As recruiting stories go, how Kaylee Smiler ended up at BYU is a little bit different than the norm.
The redshirt freshman guard has earned more playing time lately and figures to play a big role this week for the Cougars, who host Saint Mary’s and Pacific in games that will likely determine second place in the West Coast Conference.
BYU has a nice pipeline to New Zealand, starting with all-conference player Kalani Purcell in 2015. This season, the Cougars have three Kiwis on their roster: Seniors Kaiden Tato and Shalae Salmon and Smiler. BYU coach Jeff Judkins said BYU is recruiting several other players from that country for the future.
Smiler performed well in high school and club basketball. She planned on going to BYU-Hawaii but the school gave up on college athletics after the 2016-17 season. Since the Smilers and the Purcells were family friends, Kaylee’s uncle sent Kayee’s highlight video to Kalani Purcell directly. She gave the video to BYU assistant coach Ray Stewart, who called Kaylee and invited her to come to Provo on an official visit.
“I was like, ‘Really? Right now?’” Smiler said. “It was super close to summer semester starting. Myself and Signe Glance (who is from Sweden) had our official visit. I was home about three weeks and then came back to Utah to start summer semester. It was kind of a whirlwind.”
Smiler and Glance signed with BYU in late May of 2018.
Smiler redshirted during the 2018-19 season.
“It was actually very helpful,” Smiler said. “Everything is different here: The culture, the people, the school … it was kind of crazy. To be able to redshirt and to learn how the coaches are and about my teammates, it really helped me.”
Through the first 14 games of this season, Smiler played around five minutes a game as BYU coach Jeff Judkins searched for the right combination coming off the bench. On a road trip to Pacific and Saint Mary’s in mid-January, things changed.
BYU junior guard Paisley Johnson sprained her ankle during warmups against Pacific but played through the pain and scored a career-high 31 points in a 76-66 overtime victory. Two days later in Moraga, California, Johnson dressed and warmed up but trainers decided she shouldn’t play.
“The coaches told us right before the game that Paisley wasn’t going to play, and I was like, ‘Here we go,’” Smiler said.
Smiler didn’t start but she played 29 minutes, scoring a career-high 19 points on 4 of 4 from the 3-point line in a 68-58 victory. She is shooing a team-leading 45 percent (9 of 20) from beyond the arc.
“I was glad that when my number was called, I was ready,” Smiler said.
Since that game she’s been averaging around 17 minutes a game and is the first guard off the bench for Judkins.

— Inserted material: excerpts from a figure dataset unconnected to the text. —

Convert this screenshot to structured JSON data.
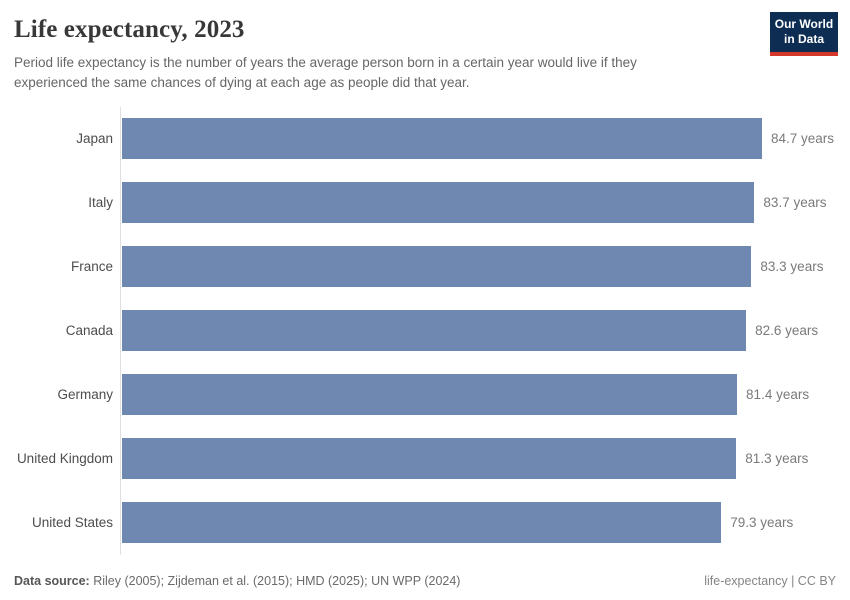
{
  "header": {
    "title": "Life expectancy, 2023",
    "subtitle": "Period life expectancy is the number of years the average person born in a certain year would live if they experienced the same chances of dying at each age as people did that year.",
    "logo": {
      "line1": "Our World",
      "line2": "in Data",
      "bg_color": "#0d2e52",
      "accent_color": "#d4382a"
    }
  },
  "chart_data": {
    "type": "bar",
    "orientation": "horizontal",
    "title": "Life expectancy, 2023",
    "categories": [
      "Japan",
      "Italy",
      "France",
      "Canada",
      "Germany",
      "United Kingdom",
      "United States"
    ],
    "values": [
      84.7,
      83.7,
      83.3,
      82.6,
      81.4,
      81.3,
      79.3
    ],
    "value_labels": [
      "84.7 years",
      "83.7 years",
      "83.3 years",
      "82.6 years",
      "81.4 years",
      "81.3 years",
      "79.3 years"
    ],
    "unit": "years",
    "xlim": [
      0,
      85
    ],
    "grid": false,
    "legend": false,
    "bar_color": "#6e88b1",
    "axis_line_color": "#e0e0e0"
  },
  "footer": {
    "source_label": "Data source:",
    "source_text": " Riley (2005); Zijdeman et al. (2015); HMD (2025); UN WPP (2024)",
    "right_text": "life-expectancy | CC BY"
  }
}
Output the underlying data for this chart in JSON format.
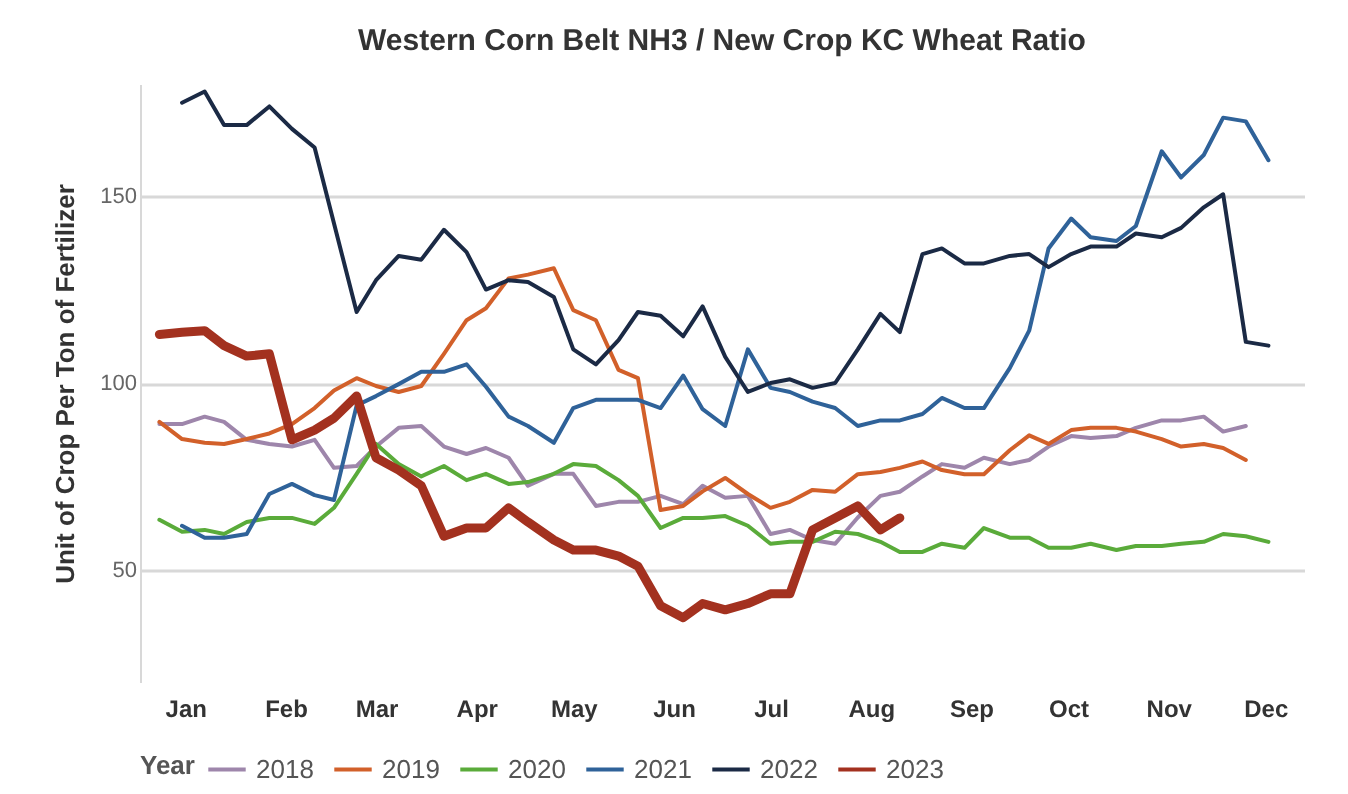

“She should be pretty comfortable now,” Judkins said. “Sometimes the problem with Kaylee is she doesn’t realize what she needs to do to help the team. She tries to be too much of a team player. She needs to have some selfishness. I want her to shoot and I want her to score, because right now, percentage wise, she’s our best shooter. By her doing that, it can open things up a lot.”
Smiler said the adjustment to living in Utah was difficult at first, but she has a sister who lives in Provo and her two Kiwi teammates provided some help when she became homesick.
Having success on the court helps as well.
“I think our strength is our unity,” Smiler said. “We like each other on and off the court. When we work together we’re a machine. When we work together, nothing can stop us.”
Smiler’s contribution will be critical this week against Saint Mary’s on Thursday. The Gaels shocked No. 11 Gonzaga on Saturday 70-60, jumping out to an 18-4 lead and shooting lights out (14 of 21, 67 percent) from the 3-point line. Saint Mary’s is a streaky shooting team – The Gaels made 11 of 30 (37 percent) from distance against BYU in the first meeting.
“The scary thing is they really shoot the three ball,” Judkins said. “One game I watched from the preseason they shot 40 3-pointers. What we have to do is not give them open looks and make every shot be rushed. When we do that, they are still going to make some but hopefully not as many.”